Known Issues and Limitations

  • Non-cacheable memory limitations:
    The -non-cacheable flag provides cache-discouraging hints, not true non-cacheable memory. This is a fundamental limitation of user-space applications on macOS ARM64:

    • User-space cannot modify page table attributes (requires kernel privileges)
    • User-space cannot set MAIR (Memory Attribute Indirection Register)
    • User-space cannot create truly uncached mappings

    The implementation uses madvise(ptr, size, MADV_RANDOM) to hint that the memory access pattern is random, which may discourage aggressive caching. However, this is a best-effort approach that provides hints to the memory system, not guarantees of cache-bypass behavior.

    Important: The actual cache behavior will depend on the CPU and kernel implementation. This feature may reduce but not eliminate caching. For true non-cacheable memory, kernel-level modifications would be required, which is not feasible for user-space applications.

  • Small buffer sizes (< 512 MB–1 GB) are cache-dominated:
    When you run the main memory bandwidth or latency tests with small buffer sizes, a significant portion of the accesses can be served from the CPU caches instead of true main memory (DRAM). This is especially true on Apple Silicon, which has large and complex shared caches. As a result, small buffers tend to measure cache performance rather than pure DRAM performance, and may report unrealistically high bandwidth or low latency.
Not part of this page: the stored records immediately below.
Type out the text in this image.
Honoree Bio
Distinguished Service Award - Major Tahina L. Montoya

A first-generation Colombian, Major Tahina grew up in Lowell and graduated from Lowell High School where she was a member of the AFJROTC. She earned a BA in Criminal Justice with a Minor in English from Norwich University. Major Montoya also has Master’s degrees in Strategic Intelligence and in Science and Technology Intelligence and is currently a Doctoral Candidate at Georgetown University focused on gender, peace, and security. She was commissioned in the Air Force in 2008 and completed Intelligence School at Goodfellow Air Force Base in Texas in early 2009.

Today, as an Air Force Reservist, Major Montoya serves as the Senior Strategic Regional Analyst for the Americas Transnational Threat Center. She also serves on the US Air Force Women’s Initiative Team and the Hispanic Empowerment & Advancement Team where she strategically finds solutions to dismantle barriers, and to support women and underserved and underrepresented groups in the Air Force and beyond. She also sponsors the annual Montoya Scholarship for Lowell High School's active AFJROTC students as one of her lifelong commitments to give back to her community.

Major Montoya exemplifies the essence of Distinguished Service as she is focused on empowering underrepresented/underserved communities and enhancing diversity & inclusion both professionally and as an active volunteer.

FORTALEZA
  • No explicit cache flush on Apple Silicon:
    Unlike x86 (CLFLUSH), there is no user-space instruction on Apple Silicon to reliably flush data caches. The benchmark cannot force a “cold cache” state before each measurement; it relies on large buffer sizes and warm-up behavior to approximate steady-state memory behavior.

  • Recommendation:
    For more realistic main memory measurements, prefer buffer sizes in the range of 512 MB–1 GB (or larger, if RAM allows). Smaller values are still useful to study cache behavior, but they should not be interpreted as pure main memory bandwidth/latency.